2
votes

I would like to use Apriori to carry out affinity analysis on transaction data. I have a table with a list of orders and their information. I mainly need to use the OrderID and ProductID attributes which are in the following format

OrderID ProductID
1 A
1 B
1 C
2 A
2 C
3 A

Weka requires you to create a nominal attribute for every product ID and to specify whether the item is present in the order using a true or false value like like this:

1, TRUE, TRUE, TRUE
2, TRUE, FALSE, TRUE
3, TRUE, FALSE, FALSE

My dataset contains about 10k records... about 3k different products. Can anyone suggest a way to create the dataset in this format? (Besides a manually time consuming way...)

3

3 Answers

0
votes

How about writing a script to convert it?

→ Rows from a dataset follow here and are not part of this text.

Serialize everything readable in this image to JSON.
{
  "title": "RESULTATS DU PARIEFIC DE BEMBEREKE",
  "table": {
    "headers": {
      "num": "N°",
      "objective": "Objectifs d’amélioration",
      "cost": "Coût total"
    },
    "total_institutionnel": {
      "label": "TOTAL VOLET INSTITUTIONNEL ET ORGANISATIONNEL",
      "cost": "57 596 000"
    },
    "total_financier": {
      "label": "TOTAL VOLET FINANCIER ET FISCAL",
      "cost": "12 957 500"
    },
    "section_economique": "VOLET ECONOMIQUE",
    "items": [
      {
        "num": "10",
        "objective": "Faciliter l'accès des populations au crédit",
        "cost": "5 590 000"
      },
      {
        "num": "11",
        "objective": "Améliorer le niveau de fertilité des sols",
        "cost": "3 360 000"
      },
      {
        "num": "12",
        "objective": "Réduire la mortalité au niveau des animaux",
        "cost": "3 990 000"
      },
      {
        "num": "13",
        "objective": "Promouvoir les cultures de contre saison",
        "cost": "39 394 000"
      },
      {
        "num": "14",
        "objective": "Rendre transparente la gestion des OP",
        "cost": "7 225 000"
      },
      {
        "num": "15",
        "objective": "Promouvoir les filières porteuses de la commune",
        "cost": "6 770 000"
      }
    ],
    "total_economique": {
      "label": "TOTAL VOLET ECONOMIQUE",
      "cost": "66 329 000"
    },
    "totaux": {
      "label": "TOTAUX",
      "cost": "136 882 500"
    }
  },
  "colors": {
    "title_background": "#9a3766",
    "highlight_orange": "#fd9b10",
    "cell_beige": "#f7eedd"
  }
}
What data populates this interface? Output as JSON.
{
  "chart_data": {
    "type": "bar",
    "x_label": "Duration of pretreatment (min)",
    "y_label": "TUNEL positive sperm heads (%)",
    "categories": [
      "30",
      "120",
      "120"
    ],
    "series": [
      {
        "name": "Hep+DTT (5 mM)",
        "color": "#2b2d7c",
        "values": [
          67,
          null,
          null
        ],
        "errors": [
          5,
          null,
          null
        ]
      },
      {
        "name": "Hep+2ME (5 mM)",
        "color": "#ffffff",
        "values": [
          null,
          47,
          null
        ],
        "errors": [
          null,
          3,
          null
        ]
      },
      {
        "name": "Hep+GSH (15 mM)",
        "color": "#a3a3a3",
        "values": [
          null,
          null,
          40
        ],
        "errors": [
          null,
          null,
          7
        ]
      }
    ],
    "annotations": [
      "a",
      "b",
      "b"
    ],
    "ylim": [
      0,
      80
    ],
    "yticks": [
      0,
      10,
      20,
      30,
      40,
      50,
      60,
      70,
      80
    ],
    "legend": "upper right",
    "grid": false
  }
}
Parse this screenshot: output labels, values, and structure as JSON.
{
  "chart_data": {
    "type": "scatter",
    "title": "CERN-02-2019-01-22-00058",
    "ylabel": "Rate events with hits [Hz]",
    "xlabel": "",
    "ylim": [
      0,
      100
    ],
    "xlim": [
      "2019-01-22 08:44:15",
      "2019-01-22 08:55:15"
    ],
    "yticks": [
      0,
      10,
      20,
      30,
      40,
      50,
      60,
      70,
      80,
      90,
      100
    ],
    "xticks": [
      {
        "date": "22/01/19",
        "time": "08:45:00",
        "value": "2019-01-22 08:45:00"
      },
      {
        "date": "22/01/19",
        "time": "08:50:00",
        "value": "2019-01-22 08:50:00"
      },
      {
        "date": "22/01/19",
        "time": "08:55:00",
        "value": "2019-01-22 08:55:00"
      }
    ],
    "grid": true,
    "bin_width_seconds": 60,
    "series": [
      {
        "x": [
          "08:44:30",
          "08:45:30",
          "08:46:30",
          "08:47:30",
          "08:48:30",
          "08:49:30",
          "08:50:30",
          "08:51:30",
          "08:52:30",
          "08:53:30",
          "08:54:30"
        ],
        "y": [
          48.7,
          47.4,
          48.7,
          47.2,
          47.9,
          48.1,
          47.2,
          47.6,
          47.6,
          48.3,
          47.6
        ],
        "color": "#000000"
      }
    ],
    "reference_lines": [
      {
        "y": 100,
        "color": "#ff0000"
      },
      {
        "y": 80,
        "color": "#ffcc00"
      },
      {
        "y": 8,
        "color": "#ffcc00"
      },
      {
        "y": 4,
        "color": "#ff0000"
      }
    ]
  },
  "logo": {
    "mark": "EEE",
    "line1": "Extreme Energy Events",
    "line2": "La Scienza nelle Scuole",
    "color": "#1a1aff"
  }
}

Should be less than 10 lines in a good scripting language such as Python.

Or you may look into options of pivoting the relation as desired.

Either way, it is a straight forward programming task, so I don't see your question here.

0
votes

You obviously need to convert your data. Easiest way: write a software that read the file in the programming language that you are most familiar with and then write the file in the appropriate format. Since it is text files, it should not be too complicated.

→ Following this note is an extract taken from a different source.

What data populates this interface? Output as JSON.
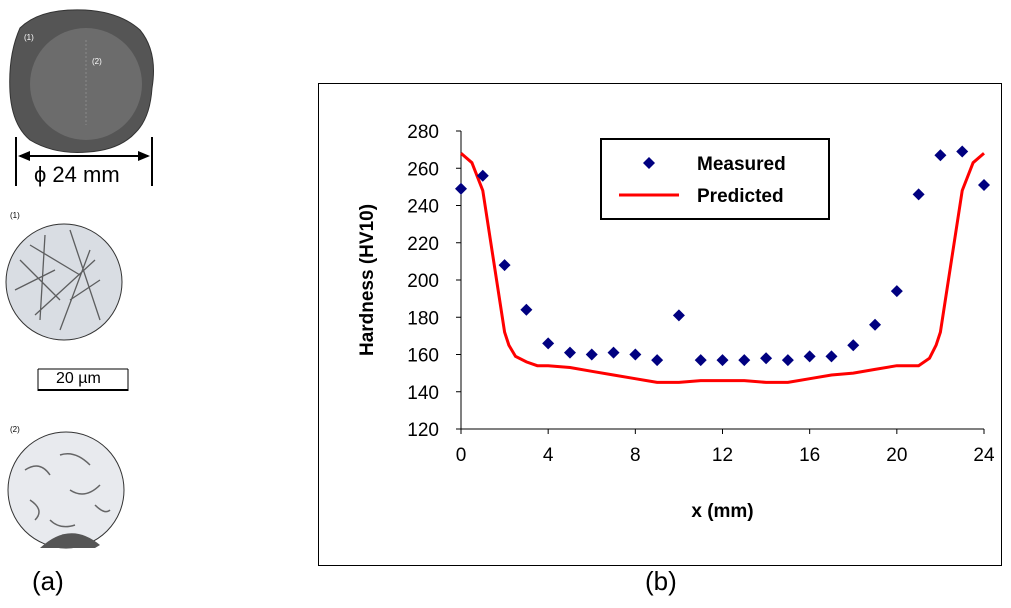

By the way, if you want more algorithms for pattern mining and association mining than just Apriori in Weka, you could check my software SPMF ( http://www.philippe-fournier-viger.com/spmf/ ) which is also in Java, can read ARFF files too and offers about 50 algorithms specialized in pattern mining (Apriori FPGrowth, and many others.

0
votes

Your data is formatted correctly as-is for implementation in R using the ARULES package (and apriori function). You might consider checking it out, esp. if you're not able to get into script coding.